The rationale behind the proposal was demonstrated in an October 2010 public opinion survey conducted by the Commission that found that 67 percent of respondents felt "not well-informed" or not informed at all regarding their rights as EU citizens. This lack of awareness is evident not only among individuals, but also among private as well as public employers. 

While EU rules on free movement of workers are long-established, the way in which they are applied in practice can give rise to barriers and discriminatory practices (perceived or real) for EU migrant workers when working or looking for work in another Member State. 

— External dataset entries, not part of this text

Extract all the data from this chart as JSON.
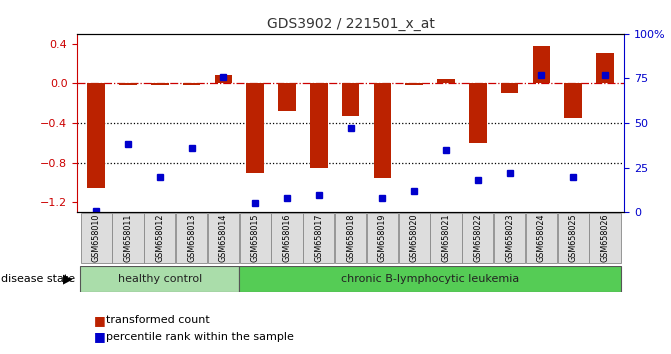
{
  "title": "GDS3902 / 221501_x_at",
  "samples": [
    "GSM658010",
    "GSM658011",
    "GSM658012",
    "GSM658013",
    "GSM658014",
    "GSM658015",
    "GSM658016",
    "GSM658017",
    "GSM658018",
    "GSM658019",
    "GSM658020",
    "GSM658021",
    "GSM658022",
    "GSM658023",
    "GSM658024",
    "GSM658025",
    "GSM658026"
  ],
  "bar_values": [
    -1.05,
    -0.02,
    -0.02,
    -0.02,
    0.08,
    -0.9,
    -0.28,
    -0.85,
    -0.33,
    -0.95,
    -0.02,
    0.04,
    -0.6,
    -0.1,
    0.38,
    -0.35,
    0.3
  ],
  "percentile_values": [
    1,
    38,
    20,
    36,
    76,
    5,
    8,
    10,
    47,
    8,
    12,
    35,
    18,
    22,
    77,
    20,
    77
  ],
  "ylim_left": [
    -1.3,
    0.5
  ],
  "ylim_right": [
    0,
    100
  ],
  "yticks_left": [
    -1.2,
    -0.8,
    -0.4,
    0.0,
    0.4
  ],
  "yticks_right": [
    0,
    25,
    50,
    75,
    100
  ],
  "bar_color": "#bb2200",
  "dot_color": "#0000cc",
  "dashed_line_color": "#cc0000",
  "dotted_line_color": "#000000",
  "group1_label": "healthy control",
  "group1_count": 5,
  "group2_label": "chronic B-lymphocytic leukemia",
  "group2_count": 12,
  "disease_state_label": "disease state",
  "legend1": "transformed count",
  "legend2": "percentile rank within the sample",
  "group1_color": "#aaddaa",
  "group2_color": "#55cc55",
  "title_color": "#333333",
  "right_axis_color": "#0000cc",
  "left_axis_color": "#cc0000"
}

Indeed, says the Commission, just three percent of the EU labour force, or 9.5 million people, live and work in another Member State. An additional 1.2 million people live in one EU country but work in another. 

And so it is that, while Switzerland is able to exclude EU workers, EU member states are being told that free movement of workers is "good for people and good for the [EU] economy", and that they should encourage more migrant workers to come to them. 

In response, a Home Office spokesman tells the BBC that: "We will forcefully resist any attempt from Europe to load additional burdens on to countries like Britain. He adds: "We are already taking tough action to stamp out the abuse of free movement, to protect our benefits system and public services: we will not allow this country to be a soft touch".

However, when it comes to this proposal for a directive, this will pass through the ordinary legislative procedure, which means that it will be approved in Council by qualified majority voting. The UK, on its own, cannot block this new law. 

How, precisely, Mr Cameron's government thus plans to "forcibly resist" the directive is not specified. One suspects, though, that this is pre-election rhetoric which will come to nothing. In due course, we will be establishing help lines and drop-in centres for wannabe migrant workers, and penalising employers for not giving them jobs.